I will admit that I am definitely jaded and perhaps this type show is more appealing to people who didn’t read 153 fantasy novels last year most of which contained similar characters and settings just not in visual form (I’m swear I’m not trying to brag. I legitimately think this is a gross amount of books). The problem is, when you’re so inundated with a specific genre, it all begins to blur together and the tropes begin to stick out more frequently. On that note, If anyone disagrees with my comments or has completed watching the show and would like to add their own opinions that would be greatly appreciated. After all, I really did want to like this show and in theory, I should have liked this show, but for some reason it left a bad taste in my mouth.

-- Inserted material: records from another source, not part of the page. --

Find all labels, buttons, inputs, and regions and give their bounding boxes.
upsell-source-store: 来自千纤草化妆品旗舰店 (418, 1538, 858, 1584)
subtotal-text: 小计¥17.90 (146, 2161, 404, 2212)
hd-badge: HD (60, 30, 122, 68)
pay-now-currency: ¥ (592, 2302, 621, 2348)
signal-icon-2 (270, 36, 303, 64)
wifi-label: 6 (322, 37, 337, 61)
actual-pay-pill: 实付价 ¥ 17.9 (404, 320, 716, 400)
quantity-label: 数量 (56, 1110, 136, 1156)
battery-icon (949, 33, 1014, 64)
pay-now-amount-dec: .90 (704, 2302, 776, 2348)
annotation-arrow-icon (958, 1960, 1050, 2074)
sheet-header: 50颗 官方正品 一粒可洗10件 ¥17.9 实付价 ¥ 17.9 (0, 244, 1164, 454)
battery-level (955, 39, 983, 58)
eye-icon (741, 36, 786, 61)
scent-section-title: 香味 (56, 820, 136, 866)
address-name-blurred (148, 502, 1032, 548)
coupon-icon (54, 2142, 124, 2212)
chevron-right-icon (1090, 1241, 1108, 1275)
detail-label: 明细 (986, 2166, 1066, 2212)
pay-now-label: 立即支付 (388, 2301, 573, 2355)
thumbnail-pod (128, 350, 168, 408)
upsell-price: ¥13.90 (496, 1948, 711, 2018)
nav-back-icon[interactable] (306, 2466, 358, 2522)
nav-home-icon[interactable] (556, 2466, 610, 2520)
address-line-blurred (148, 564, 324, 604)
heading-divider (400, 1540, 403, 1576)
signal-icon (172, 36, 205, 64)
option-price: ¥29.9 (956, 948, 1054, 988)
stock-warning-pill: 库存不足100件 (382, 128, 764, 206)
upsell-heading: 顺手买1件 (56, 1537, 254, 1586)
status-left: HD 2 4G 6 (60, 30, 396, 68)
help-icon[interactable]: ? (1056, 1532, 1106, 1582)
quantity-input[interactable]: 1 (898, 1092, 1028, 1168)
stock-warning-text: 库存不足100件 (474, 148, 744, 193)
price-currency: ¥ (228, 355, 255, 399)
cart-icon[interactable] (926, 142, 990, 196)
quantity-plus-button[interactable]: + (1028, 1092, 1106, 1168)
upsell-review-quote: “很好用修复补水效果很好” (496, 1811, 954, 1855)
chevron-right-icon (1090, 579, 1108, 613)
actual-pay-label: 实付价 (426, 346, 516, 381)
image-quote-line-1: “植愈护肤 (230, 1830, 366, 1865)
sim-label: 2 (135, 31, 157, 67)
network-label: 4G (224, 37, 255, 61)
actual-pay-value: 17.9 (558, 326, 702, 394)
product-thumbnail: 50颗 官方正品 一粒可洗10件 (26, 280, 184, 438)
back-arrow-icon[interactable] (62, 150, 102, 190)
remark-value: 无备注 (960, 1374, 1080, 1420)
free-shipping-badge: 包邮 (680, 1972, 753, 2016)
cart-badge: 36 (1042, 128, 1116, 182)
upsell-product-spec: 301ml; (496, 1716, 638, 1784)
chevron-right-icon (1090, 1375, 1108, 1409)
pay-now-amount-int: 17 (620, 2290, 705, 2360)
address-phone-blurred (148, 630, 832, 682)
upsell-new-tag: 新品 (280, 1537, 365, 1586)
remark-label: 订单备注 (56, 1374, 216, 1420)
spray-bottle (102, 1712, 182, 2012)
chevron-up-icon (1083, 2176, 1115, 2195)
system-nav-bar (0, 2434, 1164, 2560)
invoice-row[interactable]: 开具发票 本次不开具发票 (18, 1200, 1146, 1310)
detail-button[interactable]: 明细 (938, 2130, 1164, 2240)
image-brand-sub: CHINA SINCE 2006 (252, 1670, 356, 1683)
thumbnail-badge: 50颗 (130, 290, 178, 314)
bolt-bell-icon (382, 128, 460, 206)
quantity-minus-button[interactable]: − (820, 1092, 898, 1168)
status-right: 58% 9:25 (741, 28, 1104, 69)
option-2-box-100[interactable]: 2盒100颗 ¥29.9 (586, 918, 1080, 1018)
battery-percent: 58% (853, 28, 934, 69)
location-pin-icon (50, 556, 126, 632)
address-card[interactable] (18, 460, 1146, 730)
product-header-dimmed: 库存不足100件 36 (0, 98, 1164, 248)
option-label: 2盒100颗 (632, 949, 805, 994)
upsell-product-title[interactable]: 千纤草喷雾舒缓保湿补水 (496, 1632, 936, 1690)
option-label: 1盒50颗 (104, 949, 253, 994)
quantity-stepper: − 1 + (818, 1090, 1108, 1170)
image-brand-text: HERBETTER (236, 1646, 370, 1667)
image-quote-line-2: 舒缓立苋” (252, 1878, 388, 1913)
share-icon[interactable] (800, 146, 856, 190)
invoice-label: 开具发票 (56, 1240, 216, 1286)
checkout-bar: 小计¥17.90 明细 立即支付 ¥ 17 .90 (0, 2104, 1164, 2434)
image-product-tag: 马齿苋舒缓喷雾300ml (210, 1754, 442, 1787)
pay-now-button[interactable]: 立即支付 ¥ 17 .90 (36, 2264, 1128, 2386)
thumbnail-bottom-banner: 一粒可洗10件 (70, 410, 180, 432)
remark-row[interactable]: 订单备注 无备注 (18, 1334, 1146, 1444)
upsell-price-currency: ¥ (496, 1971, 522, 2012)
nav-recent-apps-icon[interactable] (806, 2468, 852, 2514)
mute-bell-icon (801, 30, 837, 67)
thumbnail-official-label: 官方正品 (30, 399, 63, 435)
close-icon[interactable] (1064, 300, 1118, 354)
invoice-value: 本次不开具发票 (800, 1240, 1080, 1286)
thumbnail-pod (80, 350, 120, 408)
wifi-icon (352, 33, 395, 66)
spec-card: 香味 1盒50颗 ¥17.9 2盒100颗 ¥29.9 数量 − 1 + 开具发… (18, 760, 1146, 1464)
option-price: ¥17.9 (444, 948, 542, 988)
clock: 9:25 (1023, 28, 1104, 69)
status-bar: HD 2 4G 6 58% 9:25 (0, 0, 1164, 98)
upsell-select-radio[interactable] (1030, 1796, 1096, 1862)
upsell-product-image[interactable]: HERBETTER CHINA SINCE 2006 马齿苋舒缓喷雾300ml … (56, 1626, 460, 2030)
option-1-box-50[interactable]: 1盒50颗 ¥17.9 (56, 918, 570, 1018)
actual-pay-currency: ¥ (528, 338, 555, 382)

8 responses to “Seirei no Moribito: I Really Wanted to Like it

  1. I watched two or three episodes of Moribito myself and stopped afterwards. Part of the reason is because it got taken off of Netflix, but the other reason was that it wasn’t talking about anything I could get into.

    • Thanks Flawfinder–I’m glad to know that I’m not the only one who thought the show was lacking in interest value.

  2. I actually really love Moribito – I’m definitely not saying it’s perfect, and I can certainly see why it’s not a show that would fit everyone. The series as a whole does tend to be quite slow moving, which I personally quite liked but which I know would make it fairly dull for action fans. I think I mostly adore it so much because of the characters more than anything else. The action (which looked absolutely fantastic when it happened but didn’t occur that often) was of secondary importance to me, so I didn’t mind the pacing most of the time.

  3. That makes sense. I think that I stopped at a point where I didn’t really have a chance to get to know the characters very well–that being said, I usually like my character development to be a bit quicker, but it seems that all elements of the show moved a bit slower. I think it has a lot to do with the fact that I’m impatient and if the story doesn’t draw me in from the outset I have a difficult time following through with it. I’m glad you liked it though :)!

  4. I think that you should try not overconsuming any genre coz it’s only natural that you’ll get fed up with it. Seirei no Moribito had lovely characters who don’t show up often in /anime/. And the production values are top notch. Yes, it’s slow, but it’s not Tamayura or Aria. Have you watched 12 Kingdoms? If yes, and in the case you liked it in the long run, you should retry watching Seirei after a long abstinence time from fantasy. I remember that it took me 7 whole eps to start getting into 12 Kingdoms. But I finished it and I liked it a lot.

    As for Tanda and Balsa not having chemistry, I understand you. It feels more like Balsa is always avoiding much emotional involvement and her bearing can seem overwhelming especially when she’s engaged in any kind of contact with Tanda who has more feminine traits. This is due to the fact that the anime covers only vol1 of the novels, and I think in later volumes she gets more involved with Tanda, though we never get to see that on screen.

    • I agree that it definitely has something to do with over-consumption of the genre. I did notice while I was watching that the production values were extremely high quality so I agree with you on that point. I have not watched 12 Kingdoms, but regardless I may try to return to Morbito at a later date.

  5. Pingback: Fairy Tail: Uniqueness in the Cliched | Chromatic Aberration Everywhere·

  6. I know I’m late here, and I’m not sure if you went back and watched the show or not, but I think it’s a great show. I liked most of the characters, and don’t think they were that stereotypical. I found Balsa to be a fantastic character. The fact that she is a very strong, independent woman, sets her apart from a lot of other female anime characters. She has a motherly and tender side too. I thought the chemistry she had with Tanda was fairly good. Their relationship was handled in a very subtle way.